De jeunes écrivains et artistes s’inspirent d’histoires familiales

L’affiche en noir et blanc qui a décroché le premier prix aux concours littéraires et d’affiches de la Légion royale canadienne de 2011 comporte en gros plan l’œil larmoyant d’une personne âgée. Dans cet œil est profilé un soldat en tenue de combat sur un fond d’explosion. À cette image s’ajoute un poème : « Au champ de bataille autrefois piétiné coulent ces larmes commémoratives que nous devrions tous verser. »

Son créateur, Tim MacDonald de Malagash (N.-É.), élève de 12e année âgé de 18 ans dont l’œuvre est passée par la filiale Pugwash, dit qu’il a « délibérément omis d’indiquer une guerre ou un conflit en particulier ». Le sacrifice et le service, tout comme le chagrin, n’appartiennent pas qu’à une seule guerre ni à une seule génération. Mais, ajoute-t-il, « on pourrait dire que, d’une génération à l’autre, les souvenirs s’estompent; soit les histoires ne sont pas racontées, soit personne n’écoute ».

Plusieurs des gagnants des concours de 2011, dans le cadre desquels plus de 100 000 œuvres ont été présentées, ont raconté des histoires personnelles sur le service et le sacrifice d’un membre de leur propre famille, et d’autres ont rendu hommage à ceux qui ont payé, et ceux qui paient encore, le prix de notre liberté à tous.

MacDonald dit que « les jeunes d’aujourd’hui [captivés par la télévision, les ordinateurs et les messages textes] n’écoutent plus autant qu’avant les ainés qui ont été les témoins de tout cela, qui l’ont vécu. J’essaie d’encourager les gens à y réfléchir, et au moins à verser une larme avec ceux qui l’ont enduré ou en l’honneur de ces derniers. »

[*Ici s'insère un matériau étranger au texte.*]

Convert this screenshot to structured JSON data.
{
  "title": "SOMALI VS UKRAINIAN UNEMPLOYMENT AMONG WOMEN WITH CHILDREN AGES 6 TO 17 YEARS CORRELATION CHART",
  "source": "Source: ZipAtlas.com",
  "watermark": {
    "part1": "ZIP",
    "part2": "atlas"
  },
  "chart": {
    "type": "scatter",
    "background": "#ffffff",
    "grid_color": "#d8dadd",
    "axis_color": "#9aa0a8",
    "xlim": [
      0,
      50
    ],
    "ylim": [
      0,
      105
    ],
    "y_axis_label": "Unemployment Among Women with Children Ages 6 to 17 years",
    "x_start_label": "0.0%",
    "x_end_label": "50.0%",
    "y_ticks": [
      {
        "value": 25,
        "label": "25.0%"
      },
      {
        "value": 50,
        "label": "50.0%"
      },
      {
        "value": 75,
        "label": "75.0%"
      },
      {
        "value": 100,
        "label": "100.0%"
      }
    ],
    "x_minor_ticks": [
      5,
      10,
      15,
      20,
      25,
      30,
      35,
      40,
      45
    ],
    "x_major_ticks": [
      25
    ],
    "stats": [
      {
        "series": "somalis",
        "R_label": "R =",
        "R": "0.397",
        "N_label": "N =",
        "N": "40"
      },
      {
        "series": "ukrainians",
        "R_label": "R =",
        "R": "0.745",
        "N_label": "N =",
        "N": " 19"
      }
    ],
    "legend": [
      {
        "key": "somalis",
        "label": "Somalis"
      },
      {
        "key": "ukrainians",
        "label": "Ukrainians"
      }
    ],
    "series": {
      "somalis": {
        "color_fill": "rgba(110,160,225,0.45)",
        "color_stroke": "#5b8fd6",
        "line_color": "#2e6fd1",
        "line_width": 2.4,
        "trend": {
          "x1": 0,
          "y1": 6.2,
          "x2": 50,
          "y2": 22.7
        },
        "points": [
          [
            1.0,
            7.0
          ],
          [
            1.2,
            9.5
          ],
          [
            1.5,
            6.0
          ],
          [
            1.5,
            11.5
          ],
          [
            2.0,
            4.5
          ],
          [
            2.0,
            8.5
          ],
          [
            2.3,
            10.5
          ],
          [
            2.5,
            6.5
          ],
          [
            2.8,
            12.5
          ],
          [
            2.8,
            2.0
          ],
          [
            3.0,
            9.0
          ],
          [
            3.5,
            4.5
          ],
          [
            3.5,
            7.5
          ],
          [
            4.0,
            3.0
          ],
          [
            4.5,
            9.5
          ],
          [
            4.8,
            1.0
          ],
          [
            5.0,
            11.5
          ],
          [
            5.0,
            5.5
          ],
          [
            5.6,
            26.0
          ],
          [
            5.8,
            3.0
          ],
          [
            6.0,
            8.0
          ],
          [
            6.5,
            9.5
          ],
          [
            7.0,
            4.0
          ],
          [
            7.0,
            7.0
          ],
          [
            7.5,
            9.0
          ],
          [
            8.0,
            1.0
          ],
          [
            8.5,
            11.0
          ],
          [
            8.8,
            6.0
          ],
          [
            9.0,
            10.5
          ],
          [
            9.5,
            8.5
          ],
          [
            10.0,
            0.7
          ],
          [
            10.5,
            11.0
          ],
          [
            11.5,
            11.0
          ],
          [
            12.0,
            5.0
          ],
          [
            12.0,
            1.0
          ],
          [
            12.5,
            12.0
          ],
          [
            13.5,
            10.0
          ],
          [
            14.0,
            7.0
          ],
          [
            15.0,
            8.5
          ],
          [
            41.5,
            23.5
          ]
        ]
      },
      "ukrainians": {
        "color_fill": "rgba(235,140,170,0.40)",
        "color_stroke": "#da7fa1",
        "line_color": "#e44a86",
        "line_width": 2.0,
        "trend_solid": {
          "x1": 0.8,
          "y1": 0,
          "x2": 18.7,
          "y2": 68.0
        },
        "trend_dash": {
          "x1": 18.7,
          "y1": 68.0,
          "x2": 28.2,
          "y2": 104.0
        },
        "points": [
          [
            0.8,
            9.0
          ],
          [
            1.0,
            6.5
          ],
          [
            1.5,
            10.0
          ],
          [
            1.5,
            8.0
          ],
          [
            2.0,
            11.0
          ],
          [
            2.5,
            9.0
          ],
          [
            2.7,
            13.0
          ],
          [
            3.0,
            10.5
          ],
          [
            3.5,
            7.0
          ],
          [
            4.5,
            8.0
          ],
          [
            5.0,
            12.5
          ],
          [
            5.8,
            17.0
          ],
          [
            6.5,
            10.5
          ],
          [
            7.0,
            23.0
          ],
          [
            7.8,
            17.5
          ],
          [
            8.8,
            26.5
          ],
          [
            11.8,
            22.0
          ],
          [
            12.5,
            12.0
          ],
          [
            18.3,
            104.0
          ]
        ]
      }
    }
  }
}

Deux grands-oncles de MacDonald ont fait l’ultime sacrifice à un jeune âge : les frères Beldon et Burton Treen. Beldon, sergent suppléant des First Canadian Mounted Rifles du Saskatchewan Regiment, tué à la bataille de la crête de Vimy, le 9 avril 1917, à l’âge de 28 ans, git au cimetière canadien no 2 de Neuville-Saint-Vasst, en France. Quatre mois plus tard, lors des féroces combats qui eurent lieu à la colline 70, près de Lens, Burton fut aveuglé et blessé par une bombe à gaz moutarde. Rapatrié en Nouvelle-Écosse, il mourut des séquelles du gaz deux ans plus tard, à l’âge de 21 ans et fut enseveli au cimetière de Malagash.

Laura Howells, élève âgée de 16 ans, en 11e année au St. Bonaventure’s College de St. John’s (T.-N.), qui a obtenu la première place de la catégorie poésie séniore, a aussi tiré parti des expériences d’un membre de sa famille : son grand-père, David Stinson, vétéran du Vietnam. La filiale Pleasantville de St. John’s avait soumis son œuvre.

Le meilleur ami de Stinson est mort le jour où naissait la mère de Laura. « Il ne parle jamais de ses expériences militaires, dit Howells. Il ne révèle que ceci : […] son meilleur ami, atteint d’une balle au visage, lui saignait dessus. Il refuse d’en dire plus. » Quoi qu’il en soit, Howells interprète les sentiments profonds dans son poème sur « l’hommage singulier à son passé sombre et tabou », dans une salle où « entouré de médailles et de fierté, le précieux drapeau est en berne ».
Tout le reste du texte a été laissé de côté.